Claire turned slightly to observe her small friend, surprised by the revealing and uncharacteristic exclamation of low self-esteem. This was Joni, for fuck’s sake! Joni who never really cared whether her hair flopped in her eyes or the bright blue tank top clashed horrendously with her maroon corduroy pants, who held a tube of lip balm as her sole defense against judging eyes, brandished that silly tube of lip balm with confidence that the eager, assertive, passionate fire in her eyes would draw attention away from any imagined flaws, willing people to see her for her thoughts and actions rather than relying on a miasma of cosmetics and beauty products to speak for her.
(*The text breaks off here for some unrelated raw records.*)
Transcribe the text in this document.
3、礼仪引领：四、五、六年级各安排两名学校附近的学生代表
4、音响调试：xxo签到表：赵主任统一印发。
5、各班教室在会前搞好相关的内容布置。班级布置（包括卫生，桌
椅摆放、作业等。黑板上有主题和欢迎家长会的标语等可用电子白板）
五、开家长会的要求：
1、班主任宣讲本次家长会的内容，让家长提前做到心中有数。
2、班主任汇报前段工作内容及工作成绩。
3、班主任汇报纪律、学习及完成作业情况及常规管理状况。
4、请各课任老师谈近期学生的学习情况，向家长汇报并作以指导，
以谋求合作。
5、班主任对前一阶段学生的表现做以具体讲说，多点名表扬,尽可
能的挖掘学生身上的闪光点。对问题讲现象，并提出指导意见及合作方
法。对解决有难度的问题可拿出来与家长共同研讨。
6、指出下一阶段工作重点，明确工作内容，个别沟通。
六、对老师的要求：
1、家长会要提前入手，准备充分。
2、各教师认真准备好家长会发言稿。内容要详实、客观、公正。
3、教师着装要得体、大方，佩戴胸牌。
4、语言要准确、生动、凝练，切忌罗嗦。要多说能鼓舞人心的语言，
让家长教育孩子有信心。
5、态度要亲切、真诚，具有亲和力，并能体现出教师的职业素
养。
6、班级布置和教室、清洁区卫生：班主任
Joni watched her lithe friend through the fringe of her bangs, acknowledging that yes, she was jealous that Claire was tall and lissom, girly in a desirable way, flirty and obviously knew how to put mascara on. Damn. I should learn that at some point if I ever want to be seen whenever she’s around, Joni thought to herself, feeling rather like a sad caricature of humanity.
So do I do this then, she mused, do I observe and mimic and then maybe I’ll feel more like a woman? What irony, she confessed, chuckling softly to herself about the absurdity of losing yourself in order to become Someone.
“Have fun tonight. And tell me all about it tomorrow,” and with that, the conversation ended and a companionable silence – not unpleasant despite the tense and unspoken conversation still going on between them – permeated the room, punctuated by glass cages sliding open and shut, and soothed by the murmur of running water.